Breaking News: Ninth Circuit Affirms in San Diego Campaign Finance Case, Upholding Constitutionality of Ban on Entity Contributions and One-Year Time Limitation on Candidates Accepting Campaign Contributions; Court Holds Political Parties Have Constitutional Right to Contribute Directly to Candidates

You can read the opinion here.  [Disclosure: I am one of the attorneys for the City in this case.]

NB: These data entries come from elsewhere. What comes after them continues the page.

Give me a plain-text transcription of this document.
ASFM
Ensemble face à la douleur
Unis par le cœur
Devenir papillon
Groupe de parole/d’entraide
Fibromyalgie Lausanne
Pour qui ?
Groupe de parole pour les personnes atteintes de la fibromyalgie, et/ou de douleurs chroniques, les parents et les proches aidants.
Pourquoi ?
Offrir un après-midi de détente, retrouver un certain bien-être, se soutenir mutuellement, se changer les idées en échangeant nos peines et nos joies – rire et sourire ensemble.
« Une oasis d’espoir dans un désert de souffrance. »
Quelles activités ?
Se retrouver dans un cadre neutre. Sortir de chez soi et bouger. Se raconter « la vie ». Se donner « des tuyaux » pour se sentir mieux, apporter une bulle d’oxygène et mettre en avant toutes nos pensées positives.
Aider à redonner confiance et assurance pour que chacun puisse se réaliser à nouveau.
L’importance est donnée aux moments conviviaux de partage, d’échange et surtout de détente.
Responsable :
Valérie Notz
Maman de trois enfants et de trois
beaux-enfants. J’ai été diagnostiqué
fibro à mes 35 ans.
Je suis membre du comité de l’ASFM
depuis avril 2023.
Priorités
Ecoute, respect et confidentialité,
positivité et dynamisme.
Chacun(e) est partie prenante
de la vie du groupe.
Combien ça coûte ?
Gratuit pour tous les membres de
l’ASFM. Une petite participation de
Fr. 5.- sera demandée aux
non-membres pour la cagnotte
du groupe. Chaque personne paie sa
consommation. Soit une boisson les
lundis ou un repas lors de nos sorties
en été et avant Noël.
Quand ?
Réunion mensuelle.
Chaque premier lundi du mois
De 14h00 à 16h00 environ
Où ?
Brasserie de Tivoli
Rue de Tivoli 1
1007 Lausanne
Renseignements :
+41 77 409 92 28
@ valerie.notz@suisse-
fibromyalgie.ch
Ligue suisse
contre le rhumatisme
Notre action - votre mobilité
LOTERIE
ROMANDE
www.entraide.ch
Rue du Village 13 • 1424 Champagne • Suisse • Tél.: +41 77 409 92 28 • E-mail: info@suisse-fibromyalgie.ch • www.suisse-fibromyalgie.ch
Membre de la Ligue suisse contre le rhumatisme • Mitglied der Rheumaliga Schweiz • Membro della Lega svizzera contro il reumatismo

The opinion reaches a contrary conclusion to Danielczyk on the question of the constitutionality of a ban on non-human entities contributing directly to candidates.  (The federal ban at issue in Danielczyk covers corporations, not all non-human entities.)  Like the Second and Eighth Circuits, but unlike Judge Cacheris’s opinion in Danieczyk, the Court holds itself bound by the Supreme Court’s decision in FEC v. Beaumont, and it says that “there is nothing in the explicit holdings or broad reasoning of Citizens United that invalidates the anti-circumvention interest in the context of limitations on direct candidate contributions.” (page 32)

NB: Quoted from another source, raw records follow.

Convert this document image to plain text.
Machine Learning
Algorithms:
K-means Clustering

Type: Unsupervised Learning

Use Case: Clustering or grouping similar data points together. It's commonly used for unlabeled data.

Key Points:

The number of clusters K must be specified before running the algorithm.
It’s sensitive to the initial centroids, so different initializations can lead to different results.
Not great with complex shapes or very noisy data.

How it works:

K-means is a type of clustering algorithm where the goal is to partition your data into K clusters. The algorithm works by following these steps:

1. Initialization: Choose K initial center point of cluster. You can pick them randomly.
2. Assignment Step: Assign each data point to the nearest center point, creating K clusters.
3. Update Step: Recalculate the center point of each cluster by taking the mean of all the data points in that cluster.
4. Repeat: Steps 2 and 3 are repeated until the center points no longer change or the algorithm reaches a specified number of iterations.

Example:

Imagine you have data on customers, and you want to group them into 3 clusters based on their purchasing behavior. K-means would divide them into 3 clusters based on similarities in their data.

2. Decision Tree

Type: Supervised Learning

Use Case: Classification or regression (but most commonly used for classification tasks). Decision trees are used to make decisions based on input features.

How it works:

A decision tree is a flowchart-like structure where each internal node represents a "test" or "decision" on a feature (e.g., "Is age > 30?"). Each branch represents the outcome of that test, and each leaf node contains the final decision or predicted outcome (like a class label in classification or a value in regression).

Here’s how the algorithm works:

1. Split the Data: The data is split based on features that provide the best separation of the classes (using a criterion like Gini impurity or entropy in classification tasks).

The opinion is also major in (1) deciding a matter of first impression in the circuit, upholding a San Diego law that prevents candidates from accepting contributions from others more than one year before the election and (2) holding that parties have a constitutional right to contribute directly to candidates [corrected].   (It is not a right to contribute unlimited amounts, however. After the district court’s opinion, the City passed a $1,000 contribution limit from parties to City candidates.  Plaintiffs challenged that new rule in the lower court and lost, and that issue was not in this appeal.)

The court also followed its earlier Long Beach case holding that the City cannot bar contributions to independent expenditure committees.

One caveat: all of these holdings are couched in the fact that the Ninth Circuit was affirming the trial court’s decision on a preliminary injunction, which includes consideration of the “likelihood of success on the merits.”  It is possible that the district court could reconsider some of these rulings on remand.  It is also possible for this Ninth Circuit ruling to go further in the appellate process.